You like your desk pristine with no pen out of place, you’re so OCD. You change your mind often? Man, you’re so BIPOLAR! That cake that you just HAVE to get every time you go to that bakery? You can’t help it, you’re just so ADDICTED to it.
You would not dream of making light of someone that suffers with Crohn’s Disease or Multiple Sclerosis or Fibromyalgia. Physical ailments garner (deservedly so) empathetic responses and understanding from others that they interact with. Neurotypical people tend to underestimate or misrepresent the severity of how mental health disorders impact the lives of its victims.
Many mental health issues often show absolutely no physical symptoms to bystanders. A lot of the time there is no tell, no dead giveaways and frequently the person suffering has had to deal with it so long that they have become experts at not letting others know what’s going on with them. Some of them hide it in embarrassment, some of them hide it because they’re afraid of how people will react to to the news. Worst of all, most hide it because they fear that their illnesses won’t be taken seriously.
They are tired of hearing things like, “If you eat healthier foods you’ll…” and, “Just relax! There’s no reason to be anxious!!” Bosses, coworkers, classmates, friends and family may be well-meaning when giving this advice, but 99 percent of the time, we’ve heard it. We’ve tried it. It’s really not that simple.

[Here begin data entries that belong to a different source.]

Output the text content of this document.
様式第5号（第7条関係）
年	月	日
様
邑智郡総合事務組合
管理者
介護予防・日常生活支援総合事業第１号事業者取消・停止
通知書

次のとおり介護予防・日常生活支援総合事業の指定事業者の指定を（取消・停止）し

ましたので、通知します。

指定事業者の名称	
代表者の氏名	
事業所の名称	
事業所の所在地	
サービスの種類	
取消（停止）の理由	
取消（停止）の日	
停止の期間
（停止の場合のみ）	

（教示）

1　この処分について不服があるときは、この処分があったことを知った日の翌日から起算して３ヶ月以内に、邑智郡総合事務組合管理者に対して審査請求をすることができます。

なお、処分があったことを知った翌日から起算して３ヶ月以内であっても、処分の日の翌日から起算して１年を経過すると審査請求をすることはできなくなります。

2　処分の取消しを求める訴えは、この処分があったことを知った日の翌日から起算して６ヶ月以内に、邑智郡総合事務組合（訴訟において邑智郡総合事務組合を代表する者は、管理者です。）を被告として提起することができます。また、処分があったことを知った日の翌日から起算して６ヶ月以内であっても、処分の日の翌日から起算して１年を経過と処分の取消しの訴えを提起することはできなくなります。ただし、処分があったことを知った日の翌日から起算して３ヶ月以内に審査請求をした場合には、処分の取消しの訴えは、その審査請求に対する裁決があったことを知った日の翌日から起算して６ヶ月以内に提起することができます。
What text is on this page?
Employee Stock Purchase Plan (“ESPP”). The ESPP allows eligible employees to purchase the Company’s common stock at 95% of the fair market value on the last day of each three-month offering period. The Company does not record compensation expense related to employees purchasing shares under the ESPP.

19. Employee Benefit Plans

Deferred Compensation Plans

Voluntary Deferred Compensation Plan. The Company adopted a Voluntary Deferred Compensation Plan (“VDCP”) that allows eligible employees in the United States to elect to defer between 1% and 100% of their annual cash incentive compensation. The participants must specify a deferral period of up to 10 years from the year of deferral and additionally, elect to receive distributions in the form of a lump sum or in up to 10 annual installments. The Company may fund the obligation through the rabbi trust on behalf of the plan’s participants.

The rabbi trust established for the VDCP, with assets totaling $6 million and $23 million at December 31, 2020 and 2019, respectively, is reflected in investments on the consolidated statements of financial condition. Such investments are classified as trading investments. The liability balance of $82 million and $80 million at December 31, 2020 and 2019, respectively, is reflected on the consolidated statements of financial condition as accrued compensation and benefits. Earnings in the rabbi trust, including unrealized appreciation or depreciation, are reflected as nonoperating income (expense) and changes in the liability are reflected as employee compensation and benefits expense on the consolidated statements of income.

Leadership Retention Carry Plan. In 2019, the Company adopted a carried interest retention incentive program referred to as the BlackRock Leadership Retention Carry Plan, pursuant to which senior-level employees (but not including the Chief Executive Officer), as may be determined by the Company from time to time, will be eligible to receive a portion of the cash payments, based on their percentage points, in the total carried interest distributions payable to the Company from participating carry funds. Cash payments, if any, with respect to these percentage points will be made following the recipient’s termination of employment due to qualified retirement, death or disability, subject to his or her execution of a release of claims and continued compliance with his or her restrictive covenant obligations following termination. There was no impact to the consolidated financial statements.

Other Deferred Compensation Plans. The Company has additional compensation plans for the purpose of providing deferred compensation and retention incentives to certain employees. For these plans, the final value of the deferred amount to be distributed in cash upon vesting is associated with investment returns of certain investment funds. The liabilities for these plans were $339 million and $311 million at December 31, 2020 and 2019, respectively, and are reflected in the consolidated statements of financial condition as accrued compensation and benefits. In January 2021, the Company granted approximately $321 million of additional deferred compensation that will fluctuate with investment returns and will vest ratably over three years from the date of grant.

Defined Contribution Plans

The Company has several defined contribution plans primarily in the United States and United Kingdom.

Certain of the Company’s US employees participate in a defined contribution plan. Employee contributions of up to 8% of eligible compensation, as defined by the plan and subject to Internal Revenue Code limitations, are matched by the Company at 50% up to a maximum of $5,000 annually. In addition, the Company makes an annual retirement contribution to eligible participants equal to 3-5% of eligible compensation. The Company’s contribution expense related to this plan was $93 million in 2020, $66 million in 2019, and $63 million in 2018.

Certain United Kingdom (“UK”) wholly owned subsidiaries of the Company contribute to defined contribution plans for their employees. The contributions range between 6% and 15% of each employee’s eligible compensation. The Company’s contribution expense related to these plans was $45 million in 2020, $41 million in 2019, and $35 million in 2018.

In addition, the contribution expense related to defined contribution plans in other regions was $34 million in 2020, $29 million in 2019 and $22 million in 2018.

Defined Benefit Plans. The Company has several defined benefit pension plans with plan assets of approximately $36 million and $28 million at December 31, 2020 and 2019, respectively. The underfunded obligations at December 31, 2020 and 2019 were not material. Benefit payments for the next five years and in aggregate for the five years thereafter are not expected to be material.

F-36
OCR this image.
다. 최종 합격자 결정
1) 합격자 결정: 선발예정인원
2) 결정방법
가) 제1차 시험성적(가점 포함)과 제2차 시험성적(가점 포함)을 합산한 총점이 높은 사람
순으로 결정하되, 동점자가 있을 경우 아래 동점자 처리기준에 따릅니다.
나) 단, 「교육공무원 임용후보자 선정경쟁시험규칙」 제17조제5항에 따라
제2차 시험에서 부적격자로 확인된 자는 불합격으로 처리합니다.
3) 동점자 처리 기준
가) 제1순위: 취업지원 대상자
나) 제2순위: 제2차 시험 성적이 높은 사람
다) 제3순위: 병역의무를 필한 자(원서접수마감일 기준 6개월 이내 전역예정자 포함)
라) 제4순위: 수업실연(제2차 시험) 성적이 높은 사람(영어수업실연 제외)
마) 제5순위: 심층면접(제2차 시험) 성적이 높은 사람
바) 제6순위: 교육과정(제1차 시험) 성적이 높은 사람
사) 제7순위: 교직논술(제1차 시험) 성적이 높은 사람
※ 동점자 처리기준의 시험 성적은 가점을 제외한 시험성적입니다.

Don’t attempt to downplay the severity of our mental illnesses and don’t offer us quick fix ideas to get us out of our funk. The most helpful thing that you can do as someone who cares about a person with mental illness is to be there and support us. Give us space if we need it, hold us close if we ask you to. Do not make us feel more crazy than we already feel. We know our thoughts might not be logical at the moment, don’t tell us to just think logically about it. If we could, we would.
Unwavering support and patience without judgment can go a long way. You may not be able to understand what we are going through and why, but if you show that you’re going anywhere and that you value us even in our worst times, you may put our minds at ease. It could be just the thing that gets us over the hump and ends our mental health episode. Just as much as we want to be there for people that have chronic physical illnesses, we need to also be there for people suffering from mental illness.
If you (or anyone you know) are going through a very rough time and you think that you (or they) might be suicidal or a danger to yourself or others, call the National Suicide Hotline at 1-800-273-8255. You’re not alone in your struggle and there are people that care about you.